Alaska Gov. Frank Murkowski met with the premiers of three Canadian provinces Monday to discuss the Alaska gas pipeline project, which ultimately will have to run through the Yukon, British Columbia and Alberta. Murkowski said all three premiers “committed to support good faith negotiations between their governments, North Slope oil producers and Canadian pipeline companies to ensure the most expeditious development of the project.”

“The best way to avoid delay and litigation in Canada is to resolve regulatory, aboriginal and operational issues with Canadian pipeline operators,” Murkowski said in a statement. “Today’s meeting is part of our effort to ensure that there is a coordinated expeditious process for the project in Canada.”

“Expeditious,” however, isn’t a word that many would use in describing any aspect of the Alaska pipeline project. The project isn’t expected to be in service until sometime in the middle of the next decade. Lately, negotiations on the project seem to have slowed. Although ConocoPhillips recently agreed to some preliminary contract terms, none of the three producers have signed a fiscal agreement for the project.

Meanwhile, negotiations may suffer a setback due to the sudden resignation last week of seven high ranking officials at the Department of Natural Resources, including Commissioner Tom Irwin. Irwin resigned over legal questions about the governor’s ongoing negotiations with the major producers and then six of his associates also quit (see Daily GPI, Oct. 31).

Irwin questioned the legality of some of the potential concessions to producers that Murkowski was offering as well as other steps the governor plans to take to make the pipeline project happen. It is unclear at this point what impact the resignations will have on the project, but at a minimum they will draw greater public scrutiny on any final deal that the governor works out with the producers.

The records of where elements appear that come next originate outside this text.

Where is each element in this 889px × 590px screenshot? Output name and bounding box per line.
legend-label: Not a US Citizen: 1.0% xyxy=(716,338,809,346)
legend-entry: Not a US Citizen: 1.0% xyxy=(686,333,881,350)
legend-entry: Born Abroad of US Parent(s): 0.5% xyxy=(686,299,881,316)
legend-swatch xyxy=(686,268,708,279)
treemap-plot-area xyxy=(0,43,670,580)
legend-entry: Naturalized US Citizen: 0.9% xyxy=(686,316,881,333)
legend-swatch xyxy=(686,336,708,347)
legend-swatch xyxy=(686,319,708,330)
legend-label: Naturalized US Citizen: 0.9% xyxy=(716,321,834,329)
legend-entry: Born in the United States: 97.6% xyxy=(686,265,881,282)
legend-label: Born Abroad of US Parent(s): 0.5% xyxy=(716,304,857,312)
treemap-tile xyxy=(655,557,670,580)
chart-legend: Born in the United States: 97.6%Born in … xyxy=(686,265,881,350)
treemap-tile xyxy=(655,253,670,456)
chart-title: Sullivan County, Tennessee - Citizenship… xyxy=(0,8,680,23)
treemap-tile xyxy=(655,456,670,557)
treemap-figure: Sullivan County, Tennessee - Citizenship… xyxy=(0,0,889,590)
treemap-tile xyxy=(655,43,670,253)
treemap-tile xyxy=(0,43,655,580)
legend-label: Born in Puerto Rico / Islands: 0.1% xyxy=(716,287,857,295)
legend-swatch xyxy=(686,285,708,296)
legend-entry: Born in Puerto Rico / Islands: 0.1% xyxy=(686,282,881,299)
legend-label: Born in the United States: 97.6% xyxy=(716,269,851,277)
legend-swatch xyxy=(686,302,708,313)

There already has been public criticism over the near exclusive attention the producers have been getting while other project sponsors, including TransCanada Corp. and Enbridge Inc., wait for their name to be called. TransCanada spokesman Kurt Kadatz said the governor’s office has had some “ongoing negotiations” with TransCanada, which claims to have exclusive rights to develop the pipeline project in Canada. The governor’s office, however, has said any pipeline deal must include an agreement with the producers who will provide the throughput, whether they own the entire project or not.

Murkowski’s office said the meeting with Alberta Premier Ralph Klein, British Columbia Premier Gordon Campbell and Yukon Premier Dennis Fentie in Vancouver Monday was arranged in anticipation of an agreement with producers in Alaska.

The Canadian minority government, which hasn’t been in a strong political position, so far has dodged a choice between TransCanada and Enbridge for the Canadian segment of the Alaska pipeline. But the balance of power is changing, observers say, now that a grand jury investigation has exonerated the current government of any wrongdoing in a patronage scandal.

Released from political limbo the Canadian government may be in a position to move a number of things along, including the pipeline decision. The current liberal government is business oriented and has said in the past the proposals should be considered on their current merits. TransCanada has staked its claim based on historical treaties and agreements and the fact that it already has constructed the pre-build southern portion of the line.

As for a construction date for the smaller Mackenzie Pipeline from the northern Mackenzie Delta which has been viewed as promising competition for markets sought for Alaska gas, aboriginal hassles appear to have locked that project firmly in an incredible network of protests, court cases, and government reviews. The latest query being addressed by a joint review panel studying the Mackenzie line is how it would benefit women.